News aggregators such as HuffPo have raised ire from me for mashing up stories from news services with a line of their own reporting. Casual readers think it’s Huffington Post doing the bulk of the reporting, but that’s not the case. Prominent stories on HuffPo tonight are from AP and Reuters. But that is changing to a certain extent.

The New York Times had a Sunday front-page story a few weeks ago about how HuffPo, Taking Points Memo and Politico each have small armies assembled and ready to tackle the 2012 presidential election. They are new news sources on big stages.

There are also fewer and fewer stories about newsrooms being gutted. In actuality, it appears that many newspapers have weathered the recession and have retained staff.

That isn’t the perception, however. One source for a story I’m working on asked who the editor is I’m working with because “there has been a lot of turnover there in the last few years.” I happen to know this newspaper well, so I listed off nearly all of the senior editors, all but one have been there for more than three years.

That’s good news for journalists and readers. That doesn’t mean that newspapers are a growth industry, but as the AOL/HuffPo deal shows, there are new news groups in new mediums.

One example of the new horizons was Basetrack, a website of journalists imbedded with a U.S. military battalion in Afghanistan.
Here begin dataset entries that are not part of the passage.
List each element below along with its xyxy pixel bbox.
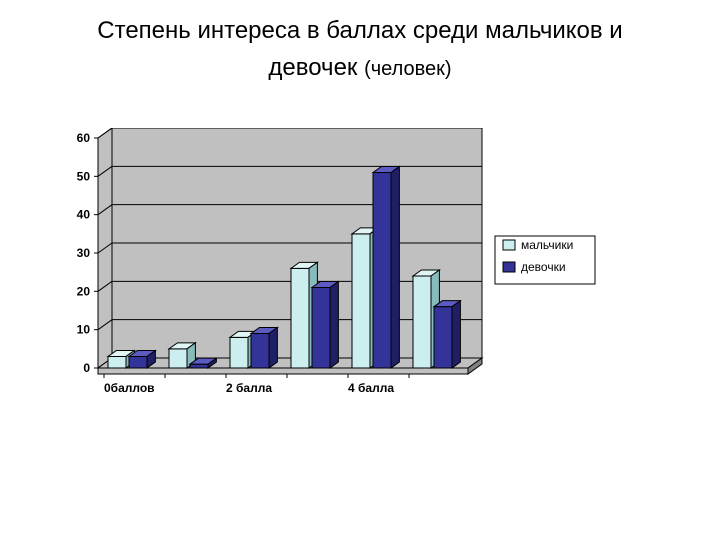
x-tick-label: 0баллов [104,381,155,395]
y-tick-label: 30 [77,246,91,260]
legend-label: девочки [521,260,566,274]
title-line-2a: девочек [268,54,357,81]
y-tick-label: 50 [77,169,91,183]
y-tick-label: 10 [77,323,91,337]
x-tick-label: 4 балла [348,381,394,395]
y-tick-label: 40 [77,208,91,222]
chart-svg: 0 10 20 30 40 50 60 0баллов 2 балла 4 балла мальчи… [50,128,610,418]
interest-chart: 0 10 20 30 40 50 60 0баллов 2 балла 4 балла мальчи… [50,128,610,418]
y-tick-label: 0 [83,361,90,375]
x-tick-label: 2 балла [226,381,272,395]
title-line-2: девочек (человек) [0,49,720,86]
legend-label: мальчики [521,238,573,252]
y-tick-label: 20 [77,284,91,298]
y-tick-label: 60 [77,131,91,145]
slide-title: Степень интереса в баллах среди мальчико… [0,12,720,86]
title-line-2b: (человек) [364,58,452,80]
title-line-1: Степень интереса в баллах среди мальчико… [0,12,720,49]
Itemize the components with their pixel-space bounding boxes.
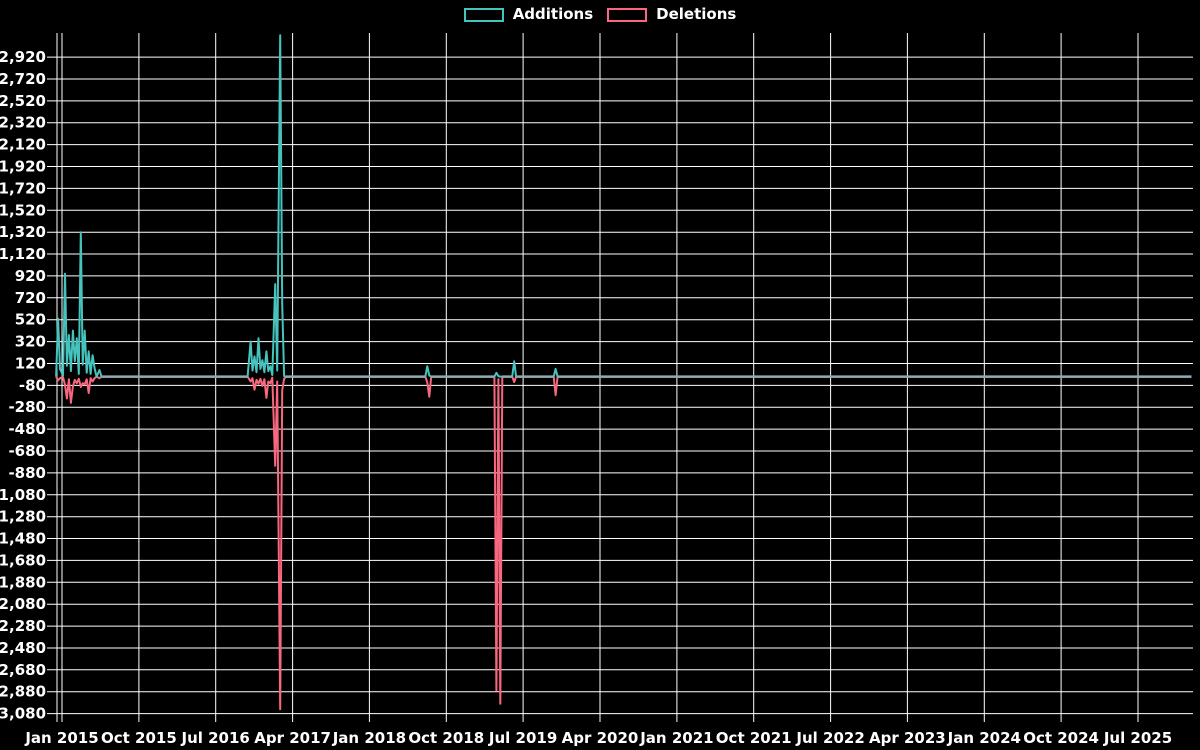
y-axis-tick-label: 1,320 <box>0 223 46 241</box>
y-axis-tick-label: -80 <box>19 376 46 394</box>
y-axis-tick-label: -2,680 <box>0 661 46 679</box>
y-axis-tick-label: 320 <box>15 333 46 351</box>
y-axis-tick-label: 1,920 <box>0 158 46 176</box>
y-axis-tick-label: -1,080 <box>0 486 46 504</box>
y-axis-tick-label: -2,080 <box>0 595 46 613</box>
x-axis-tick-label: Apr 2020 <box>562 729 639 747</box>
y-axis-tick-label: 720 <box>15 289 46 307</box>
deletions-line <box>55 375 1192 711</box>
x-axis-tick-label: Jan 2015 <box>24 729 98 747</box>
x-axis-tick-label: Apr 2017 <box>254 729 331 747</box>
legend-label-additions: Additions <box>512 5 594 23</box>
x-axis-tick-label: Jul 2019 <box>488 729 557 747</box>
y-axis-tick-label: -680 <box>8 442 46 460</box>
legend-item-deletions[interactable]: Deletions <box>607 7 736 22</box>
y-axis-tick-label: 2,120 <box>0 136 46 154</box>
y-axis-tick-label: 1,720 <box>0 179 46 197</box>
y-axis-tick-label: -1,680 <box>0 551 46 569</box>
y-axis-tick-label: -2,280 <box>0 617 46 635</box>
y-axis-tick-label: 2,520 <box>0 92 46 110</box>
deletions-swatch-icon <box>607 7 648 22</box>
x-axis-tick-label: Oct 2015 <box>101 729 177 747</box>
additions-swatch-icon <box>463 7 504 22</box>
y-axis-tick-label: -1,480 <box>0 530 46 548</box>
y-axis-tick-label: 920 <box>15 267 46 285</box>
legend-item-additions[interactable]: Additions <box>463 5 594 23</box>
y-axis-tick-label: 520 <box>15 311 46 329</box>
x-axis-tick-label: Apr 2023 <box>869 729 946 747</box>
y-axis-tick-label: -1,280 <box>0 508 46 526</box>
x-axis-tick-label: Jan 2018 <box>332 729 406 747</box>
y-axis-tick-label: -1,880 <box>0 573 46 591</box>
y-axis-tick-label: -880 <box>8 464 46 482</box>
x-axis-tick-label: Oct 2024 <box>1023 729 1099 747</box>
y-axis-tick-label: 2,720 <box>0 70 46 88</box>
y-axis-tick-label: 2,920 <box>0 48 46 66</box>
x-axis-tick-label: Oct 2018 <box>408 729 484 747</box>
legend-label-deletions: Deletions <box>656 5 737 23</box>
x-axis-tick-label: Jan 2024 <box>947 729 1021 747</box>
x-axis-tick-label: Oct 2021 <box>716 729 792 747</box>
additions-line <box>55 34 1192 378</box>
x-axis-tick-label: Jan 2021 <box>639 729 713 747</box>
x-axis-tick-label: Jul 2022 <box>795 729 864 747</box>
y-axis-tick-label: -280 <box>8 398 46 416</box>
y-axis-tick-label: 120 <box>15 355 46 373</box>
x-axis-tick-label: Jul 2025 <box>1103 729 1172 747</box>
y-axis-tick-label: -3,080 <box>0 705 46 723</box>
y-axis-tick-label: 1,520 <box>0 201 46 219</box>
y-axis-tick-label: 2,320 <box>0 114 46 132</box>
y-axis-tick-label: -2,880 <box>0 683 46 701</box>
y-axis-tick-label: 1,120 <box>0 245 46 263</box>
y-axis-tick-label: -2,480 <box>0 639 46 657</box>
chart-legend: Additions Deletions <box>0 7 1200 22</box>
x-axis-tick-label: Jul 2016 <box>181 729 250 747</box>
y-axis-tick-label: -480 <box>8 420 46 438</box>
The Knight Foundation-funded outfit provided updated information on the battalion through social media for the families and friends of the soldiers as well as news consumers. They provided information on the battalions whereabouts and missions.

Basetrack’s work was featured on NPR’s show The World last week. Family members talked about how the site kept them in touch with their loved ones.

But on Feb. 7,  the military, which originally asked Basetrack to report, shut them down for “security reasons,” according to the Nieman Journalism Blog and other sources.

Basetrack might not have been the end-all in new media, and neither is the AOL-Huff Po deal, but it shows that journalism isn’t dead. It’s evolving.